L'Amérique au "bout du rouleau" ?

Il est en Suisse de bon ton médiatique et littéraire de prédire le déclin, voire la fin, de la puissance politique, militaire et surtout économique des Etats-Unis. Un tel décrit la noyade prochaine des Américains dans leur mer de dettes et telle autre voit distinctement la mort rapide du dollar comme monnaie de référence.

Les observateurs attentifs de ce pays aux ressorts innombrables, qui dispose de richesses naturelles considérables, et qui a toujours su dans les périodes de crise mobiliser ses énormes ressources en travail et en capital, sont nettement plus circonspects dans leurs pronostics. Ils se rappellent en particulier les mots de Churchill à son sujet : « Les Etats-Unis feront toujours ce qu'il convient de faire une fois qu'ils auront épuisé toutes les autres possibilités ».

Il est évident que les USA sont confrontés non seulement à un endettement considérable mais encore et surtout à des habitudes, publiques et privées, de surconsommation qui mettent en danger l'équilibre économique et social du pays. Mais, comme s'en était convaincu l'ancien premier ministre britannique, les Américains sauront trouver les correctifs à ces dérives.

Dans l'intervalle deux remarques s'imposent.

Il est étonnant que les Européens consacrent leurs analyses et distribuent leurs conseils outre-Atlantique alors qu'ils se trouvent dans une situation économique, sociale et financière bien plus délicate que celle des USA. Bien plus délicate car de ce côté de l'océan, endettés autant que les pouvoirs publics américains, les pays sont paralysés dans leurs réactions aux déséquilibres dont ils souffrent par un corset législatif étouffant, les promesses intenables de l'Etat-providence, une démographie préoccupante et les attentes irréalistes des peuples. Délicate à tel point que le reprise économique est en Europe moitié moins vigoureuse qu'aux USA et que l'avenir de l'Euro paraît bien plus compromis que celui du dollar.

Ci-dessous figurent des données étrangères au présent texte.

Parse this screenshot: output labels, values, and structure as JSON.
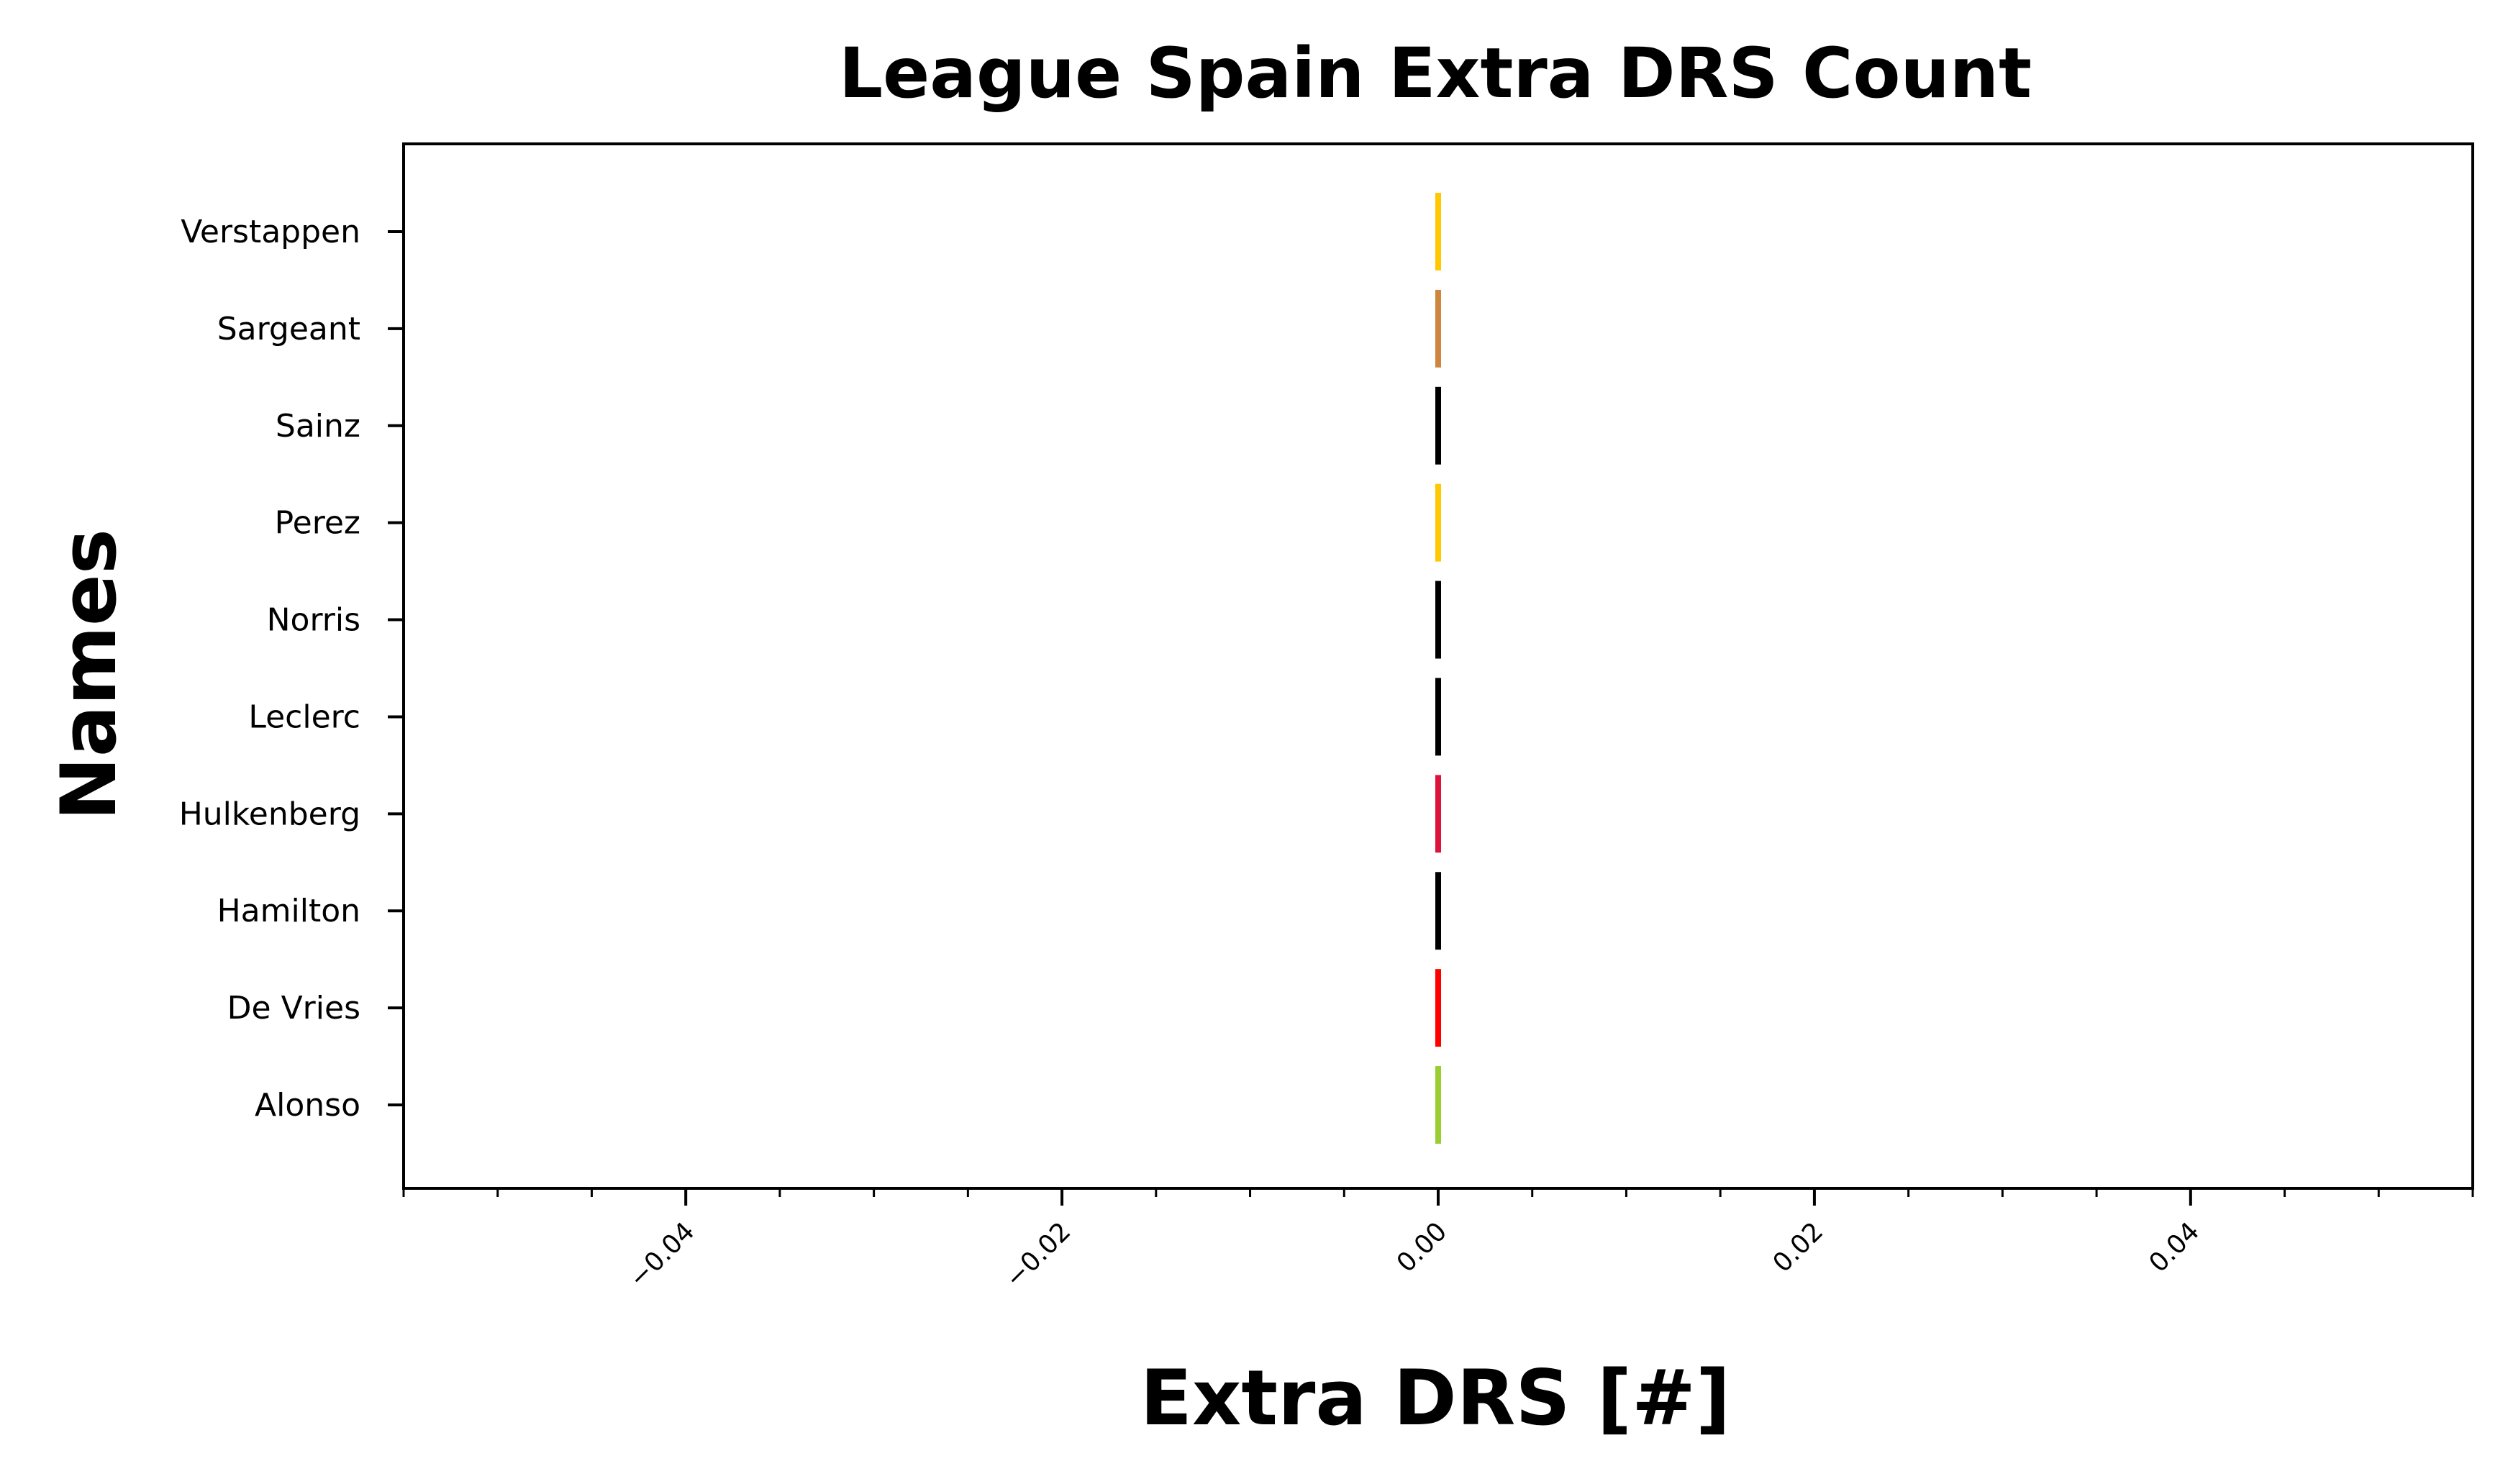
{
  "chart_data": {
    "type": "bar",
    "orientation": "horizontal",
    "title": "League Spain Extra DRS Count",
    "xlabel": "Extra DRS [#]",
    "ylabel": "Names",
    "categories": [
      "Alonso",
      "De Vries",
      "Hamilton",
      "Hulkenberg",
      "Leclerc",
      "Norris",
      "Perez",
      "Sainz",
      "Sargeant",
      "Verstappen"
    ],
    "values": [
      0,
      0,
      0,
      0,
      0,
      0,
      0,
      0,
      0,
      0
    ],
    "colors": [
      "#9acd32",
      "#ff0000",
      "#000000",
      "#dc143c",
      "#000000",
      "#000000",
      "#ffc800",
      "#000000",
      "#cd853f",
      "#ffc800"
    ],
    "xlim": [
      -0.055,
      0.055
    ],
    "xticks": [
      -0.04,
      -0.02,
      0.0,
      0.02,
      0.04
    ],
    "xtick_labels": [
      "−0.04",
      "−0.02",
      "0.00",
      "0.02",
      "0.04"
    ],
    "minor_xtick_step": 0.005,
    "grid": false,
    "legend": "none"
  }
}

Par ailleurs, lorsqu'il parcourt l'Amérique du Nord, qu'il s'entretient avec les habitants et qu'il lit la presse, le voyageur étranger est frappé par le réalisme, la volonté et l'ambition des individus. Contrairement à leurs cousins européens, ils savent que l'amélioration de leur statut social et de leurs conditions d'existence ne sauraient venir de l'Etat. Ils sont convaincus que leur avenir dépend essentiellement de leur engagement personnel et de leur travail.  A raison car, contrairement à la situation régnant dans la plupart des pays de la Vielle Europe, le marché du travail est chez eux largement ouvert, l'emprise de l'Etat sur le fonctionnement de l'économie reste raisonnable et l'Etat social n'est pas devenu tentaculaire.

Parce qu'ils sont bien plus conscients que nous des enjeux de la mondialisation, parce qu'ils en ont mieux saisi l'inévitabilité et les implications, parce qu'ils savent que pour les pays industrialisés la flexibilité économique et la modestie du monde politique et de l'Etat constituent dans ce contexte des atouts essentiels, il n'est pas étonnant que la majorité des citoyens américains soient peu enclins céder aux chants de sirènes de l'Etat-providence. Les dernières enquêtes montrent d'ailleurs que seuls un tiers d'entre eux soutiennent encore la fameuse réforme du « Health care » voulue par le président Obama et votée il y a un peu plus d'un an par les Démocrates.